Steve Mason gained critical acclaim for his work in sports broadcasting when he said, "five words....I believe in Mark Sanchez" on ESPN'S flagship show First Take. Sanchez and the Jets would eventually fall apart later that season, capped off by the infamous butt fumble. Steve Mason continues broadcasting and has been subsequently re-invited to host ESPN'S First Take.

==Other ventures==
Mason served as an announcer for two Olympics, as part of NBC television's coverage of the Olympics. During the 2002 Winter Olympics he commentated on both bobsledding and ski jumping events. He returned to commentating two years later for the 2004 Summer Olympics, as commentator for shooting events.

As part of his 50th birthday celebrations, Mason took part in the 2015 Indy car series, Grand Prix of Long Beach.

In recent years, Mason has appeared, written and directed a number of films. His first was in 2009, where he wrote, directed and performed in the film, Little Devil. He produced and co-starred in It's Over in 2010, followed by co-starring in Mega Shark vs. Crocosaurus in the same year.

===Cinema ventures===
Between 1995 and 2015, Mason owned 3 movie theatres in the state of California. Between 1996 and 1998, Mason owned a movie theatre in Saipan. From 2003 onwards, Mason was part owner of the Cinemas Palme d'Or brand, along with actor Bryan Cranston. The brand ran a number of specialist theatres in the Los Angeles area.

In 2006, the cinema brand began an antitrust lawsuit against Cinemark. They believed that the third largest cinema company in the United States was making deals with distributors making it impossible for smaller theatres to compete. Cranston and Mason continued to pursue the antitrust lawsuit against Cinemark. In May 2016, a court of appeals reinstated the antitrust lawsuit, which opened up the opportunity for the case to be heard in front of a jury.

In 2016, it was announced that a lawsuit with a major cineplex firm meant that the company could no longer operate, with the cinemas closing their doors on June 30, 2016. The issue arose when the indie cinema group couldn't secure deals to show major titles, accusing Cinemark of circuit dealing and securing films and an uncompetitive rate. This was one major case in an ongoing battle between individual/small cinema groups and large cinema groups in the United States. The ownership of the indie cinemas was taken up on July 1, 2016 to rescue the cinema.
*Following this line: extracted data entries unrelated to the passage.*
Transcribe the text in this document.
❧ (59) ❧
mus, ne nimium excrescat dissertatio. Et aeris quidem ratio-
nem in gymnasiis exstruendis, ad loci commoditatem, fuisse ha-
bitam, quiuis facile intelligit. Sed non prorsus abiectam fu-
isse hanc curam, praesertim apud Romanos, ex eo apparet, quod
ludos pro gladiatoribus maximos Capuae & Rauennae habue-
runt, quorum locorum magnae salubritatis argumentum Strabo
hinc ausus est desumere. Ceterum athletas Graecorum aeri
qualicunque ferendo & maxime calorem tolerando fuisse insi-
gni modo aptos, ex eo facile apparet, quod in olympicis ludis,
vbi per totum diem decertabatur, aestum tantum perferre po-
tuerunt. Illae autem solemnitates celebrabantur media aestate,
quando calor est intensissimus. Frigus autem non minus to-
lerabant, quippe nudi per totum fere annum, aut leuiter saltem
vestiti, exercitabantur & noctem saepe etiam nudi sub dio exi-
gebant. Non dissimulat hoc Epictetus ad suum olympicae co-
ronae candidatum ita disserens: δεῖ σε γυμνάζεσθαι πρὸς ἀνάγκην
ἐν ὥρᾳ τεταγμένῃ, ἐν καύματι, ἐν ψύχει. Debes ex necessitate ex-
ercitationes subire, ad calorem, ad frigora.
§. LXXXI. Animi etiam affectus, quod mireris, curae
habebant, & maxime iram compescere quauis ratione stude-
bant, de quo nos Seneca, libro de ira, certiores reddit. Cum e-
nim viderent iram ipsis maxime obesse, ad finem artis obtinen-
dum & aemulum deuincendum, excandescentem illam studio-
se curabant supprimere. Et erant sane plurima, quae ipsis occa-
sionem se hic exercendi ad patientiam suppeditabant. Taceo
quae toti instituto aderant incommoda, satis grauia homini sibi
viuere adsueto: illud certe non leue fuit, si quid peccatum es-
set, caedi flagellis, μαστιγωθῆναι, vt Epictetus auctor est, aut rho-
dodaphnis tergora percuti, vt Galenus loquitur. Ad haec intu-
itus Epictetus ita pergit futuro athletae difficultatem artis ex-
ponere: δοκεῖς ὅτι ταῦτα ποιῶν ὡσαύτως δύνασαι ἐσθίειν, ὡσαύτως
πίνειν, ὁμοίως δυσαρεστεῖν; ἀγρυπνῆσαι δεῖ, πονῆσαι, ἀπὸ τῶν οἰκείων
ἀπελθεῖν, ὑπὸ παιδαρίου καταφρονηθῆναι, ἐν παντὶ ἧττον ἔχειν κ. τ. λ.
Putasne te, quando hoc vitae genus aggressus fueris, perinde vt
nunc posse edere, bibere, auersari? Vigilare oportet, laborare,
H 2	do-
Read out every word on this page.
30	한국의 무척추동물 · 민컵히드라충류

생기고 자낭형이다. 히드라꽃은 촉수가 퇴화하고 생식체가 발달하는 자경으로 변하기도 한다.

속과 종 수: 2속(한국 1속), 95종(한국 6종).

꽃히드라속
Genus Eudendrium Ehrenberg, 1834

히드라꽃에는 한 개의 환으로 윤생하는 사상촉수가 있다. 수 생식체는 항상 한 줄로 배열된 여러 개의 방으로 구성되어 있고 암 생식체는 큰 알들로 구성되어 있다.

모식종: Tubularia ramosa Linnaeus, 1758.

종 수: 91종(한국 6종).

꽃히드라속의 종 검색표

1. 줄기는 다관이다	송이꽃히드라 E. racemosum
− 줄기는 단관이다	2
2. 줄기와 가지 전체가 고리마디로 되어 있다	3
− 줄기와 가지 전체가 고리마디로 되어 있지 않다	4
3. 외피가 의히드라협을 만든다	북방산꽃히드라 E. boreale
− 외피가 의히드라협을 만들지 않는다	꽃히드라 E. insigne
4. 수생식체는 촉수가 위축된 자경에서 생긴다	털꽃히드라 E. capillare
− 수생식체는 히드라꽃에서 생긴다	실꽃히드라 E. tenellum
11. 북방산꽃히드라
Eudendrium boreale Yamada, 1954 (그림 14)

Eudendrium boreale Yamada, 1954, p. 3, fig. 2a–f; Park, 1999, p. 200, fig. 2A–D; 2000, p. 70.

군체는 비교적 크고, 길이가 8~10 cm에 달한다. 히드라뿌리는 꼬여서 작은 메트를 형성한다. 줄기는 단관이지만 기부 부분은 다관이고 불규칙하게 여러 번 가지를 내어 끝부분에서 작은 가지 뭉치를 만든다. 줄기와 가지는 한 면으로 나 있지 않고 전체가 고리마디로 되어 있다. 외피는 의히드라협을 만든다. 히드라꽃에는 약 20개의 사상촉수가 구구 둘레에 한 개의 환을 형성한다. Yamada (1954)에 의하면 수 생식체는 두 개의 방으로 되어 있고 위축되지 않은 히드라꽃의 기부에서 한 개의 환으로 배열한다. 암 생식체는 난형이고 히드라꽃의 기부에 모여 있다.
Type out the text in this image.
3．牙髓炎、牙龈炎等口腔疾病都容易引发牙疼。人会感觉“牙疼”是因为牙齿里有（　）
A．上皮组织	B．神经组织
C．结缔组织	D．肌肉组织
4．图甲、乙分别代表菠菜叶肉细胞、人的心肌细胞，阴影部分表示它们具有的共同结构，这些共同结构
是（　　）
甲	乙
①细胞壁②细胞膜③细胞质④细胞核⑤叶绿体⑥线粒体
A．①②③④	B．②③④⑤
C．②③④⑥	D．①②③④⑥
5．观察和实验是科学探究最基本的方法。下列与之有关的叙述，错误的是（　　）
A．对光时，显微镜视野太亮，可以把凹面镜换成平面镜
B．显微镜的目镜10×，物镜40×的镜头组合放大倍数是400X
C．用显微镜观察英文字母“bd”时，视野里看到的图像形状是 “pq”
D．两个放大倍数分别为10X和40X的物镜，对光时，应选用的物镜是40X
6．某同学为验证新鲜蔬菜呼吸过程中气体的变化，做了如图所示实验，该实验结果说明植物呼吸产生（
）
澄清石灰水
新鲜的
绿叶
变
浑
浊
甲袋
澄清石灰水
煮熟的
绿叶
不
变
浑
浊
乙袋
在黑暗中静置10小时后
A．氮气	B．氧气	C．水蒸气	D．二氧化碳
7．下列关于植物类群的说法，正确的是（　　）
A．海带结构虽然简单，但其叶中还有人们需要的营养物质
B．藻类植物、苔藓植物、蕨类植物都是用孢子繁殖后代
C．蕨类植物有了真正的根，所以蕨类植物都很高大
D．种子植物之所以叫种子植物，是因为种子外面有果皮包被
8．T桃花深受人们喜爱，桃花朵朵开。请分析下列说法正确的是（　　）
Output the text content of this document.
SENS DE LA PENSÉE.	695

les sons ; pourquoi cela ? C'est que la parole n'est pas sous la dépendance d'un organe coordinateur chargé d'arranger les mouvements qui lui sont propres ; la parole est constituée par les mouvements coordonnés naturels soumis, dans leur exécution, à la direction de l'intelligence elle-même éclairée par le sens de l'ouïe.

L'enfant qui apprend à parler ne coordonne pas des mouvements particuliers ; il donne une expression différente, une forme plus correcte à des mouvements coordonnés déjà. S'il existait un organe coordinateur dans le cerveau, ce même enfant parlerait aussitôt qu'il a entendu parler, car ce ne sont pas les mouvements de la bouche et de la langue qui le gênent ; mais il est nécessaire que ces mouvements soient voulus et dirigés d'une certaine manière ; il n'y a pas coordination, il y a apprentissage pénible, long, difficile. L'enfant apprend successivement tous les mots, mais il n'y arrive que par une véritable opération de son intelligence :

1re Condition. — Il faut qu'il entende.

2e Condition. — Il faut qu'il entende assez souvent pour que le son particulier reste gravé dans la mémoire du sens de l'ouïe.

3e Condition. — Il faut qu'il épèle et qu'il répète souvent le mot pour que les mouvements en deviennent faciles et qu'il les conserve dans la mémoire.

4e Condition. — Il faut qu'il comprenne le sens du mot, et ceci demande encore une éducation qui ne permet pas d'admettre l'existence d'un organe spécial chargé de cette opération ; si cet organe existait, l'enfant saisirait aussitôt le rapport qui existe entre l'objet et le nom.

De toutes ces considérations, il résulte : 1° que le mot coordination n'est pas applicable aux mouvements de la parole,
As part of his interest in cinema and films, Mason set up a venture in predicting box office revenues and incomes. He ran the blog, Fantasy Moguls, which is modeled on fantasy football prediction leagues.

==Personal life==
In March 2016, Mason announced that he was gay, while on-air at ESPN radio. Mason and his co-talk show host John Ireland were in the middle of a segment of the show, when Mason mentioned his orientation in passing. It was stated after the event that many people close to Mason knew he was gay. During an interview, he stated having numerous discussions with his boss about talking about it on air. Mason stated in an interview that the delay in making the announcement was due to his worry that being gay might have damaged his career, but hoped it would allow professional athletes to be open about their sexuality.